KH Manshur Anwar, Sang Alim dari Jombang

Dalam usia belia, ia sudah merantau ke Tanah Suci. Kiai Manshur dikenal sebagai pendakwah yang alim.

OLEH MUHYIDDIN

Kabupaten Jombang terletak di bagian tengah Provinsi Jawa Timur. Daerah tersebut akrab dengan sebutan Kota Santri. Memang, ada banyak pondok pesantren dan berbagai lembaga pendidikan Islam yang berdiri di sana.

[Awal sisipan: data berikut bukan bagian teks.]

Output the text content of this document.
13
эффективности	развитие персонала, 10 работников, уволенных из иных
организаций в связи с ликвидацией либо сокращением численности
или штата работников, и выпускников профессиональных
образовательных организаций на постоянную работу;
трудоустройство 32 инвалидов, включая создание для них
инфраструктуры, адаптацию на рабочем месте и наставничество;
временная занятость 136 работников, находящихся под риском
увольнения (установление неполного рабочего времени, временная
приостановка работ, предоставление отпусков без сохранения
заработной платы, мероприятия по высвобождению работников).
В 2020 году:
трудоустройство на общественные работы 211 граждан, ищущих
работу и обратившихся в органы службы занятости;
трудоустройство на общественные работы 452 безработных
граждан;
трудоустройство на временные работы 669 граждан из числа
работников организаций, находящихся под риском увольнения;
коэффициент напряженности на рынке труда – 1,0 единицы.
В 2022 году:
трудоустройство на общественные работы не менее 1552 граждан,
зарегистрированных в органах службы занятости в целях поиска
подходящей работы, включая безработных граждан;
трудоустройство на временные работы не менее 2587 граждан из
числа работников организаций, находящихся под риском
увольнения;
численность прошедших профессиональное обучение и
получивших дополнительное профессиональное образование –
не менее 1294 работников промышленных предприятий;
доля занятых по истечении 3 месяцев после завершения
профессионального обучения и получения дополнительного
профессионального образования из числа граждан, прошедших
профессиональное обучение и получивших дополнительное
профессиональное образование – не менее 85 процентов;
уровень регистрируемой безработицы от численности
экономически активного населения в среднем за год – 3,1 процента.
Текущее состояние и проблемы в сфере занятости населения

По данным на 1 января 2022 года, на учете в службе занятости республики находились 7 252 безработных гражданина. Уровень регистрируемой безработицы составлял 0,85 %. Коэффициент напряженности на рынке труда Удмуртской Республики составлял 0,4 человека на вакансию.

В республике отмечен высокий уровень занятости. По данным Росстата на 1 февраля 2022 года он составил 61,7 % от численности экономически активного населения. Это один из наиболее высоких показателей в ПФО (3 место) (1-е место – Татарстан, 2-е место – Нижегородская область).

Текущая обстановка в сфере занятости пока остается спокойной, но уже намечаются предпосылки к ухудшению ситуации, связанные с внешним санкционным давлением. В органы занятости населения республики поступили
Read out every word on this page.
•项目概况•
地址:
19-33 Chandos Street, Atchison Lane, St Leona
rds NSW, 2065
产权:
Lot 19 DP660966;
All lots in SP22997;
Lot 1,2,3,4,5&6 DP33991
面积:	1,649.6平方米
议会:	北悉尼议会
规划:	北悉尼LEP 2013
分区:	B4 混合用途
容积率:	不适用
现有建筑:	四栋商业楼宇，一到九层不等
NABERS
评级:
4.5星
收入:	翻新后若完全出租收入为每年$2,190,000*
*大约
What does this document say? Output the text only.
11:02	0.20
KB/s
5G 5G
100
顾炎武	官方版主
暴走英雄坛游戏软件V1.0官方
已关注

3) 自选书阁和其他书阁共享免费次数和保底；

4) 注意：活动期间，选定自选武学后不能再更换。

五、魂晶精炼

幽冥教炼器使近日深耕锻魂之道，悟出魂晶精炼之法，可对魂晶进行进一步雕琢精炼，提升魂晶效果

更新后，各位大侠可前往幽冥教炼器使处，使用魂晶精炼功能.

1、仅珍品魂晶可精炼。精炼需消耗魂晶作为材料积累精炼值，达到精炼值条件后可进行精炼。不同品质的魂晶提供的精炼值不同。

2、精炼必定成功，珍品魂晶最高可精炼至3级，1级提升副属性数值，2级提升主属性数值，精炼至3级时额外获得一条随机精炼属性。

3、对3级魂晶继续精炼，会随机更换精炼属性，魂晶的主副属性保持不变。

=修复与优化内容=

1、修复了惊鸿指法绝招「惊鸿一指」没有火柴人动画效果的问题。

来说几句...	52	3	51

Bahkan, sebagian di antaranya berusia lebih dari satu abad. Tak mengherankan bila julukan lainnya untuk Jombang adalah pusat kebudayaan santri di Tanah Jawa. Sebab, nyaris seluruh pendiri pesantren di Jawa pernah berguru di sana.

Beberapa pondok pesantren yang terkenal di Jombang adalah Tebuireng, Denanyar, Tambak Beras, dan Darul Ulum Rejoso. Ada pula Pondok Pesantren Tarbiyatun Nasyi'in yang berlokasi di Paculgowang, Desa Jatirejo, Kecamatan Diwek, Jombang. Perintisnya adalah KH Alwi sekitar tahun 1880 atau 19 tahun lebih dahulu daripada Tebuireng yang didirikan Hadratussyekh KH Hasyim Asy’ari.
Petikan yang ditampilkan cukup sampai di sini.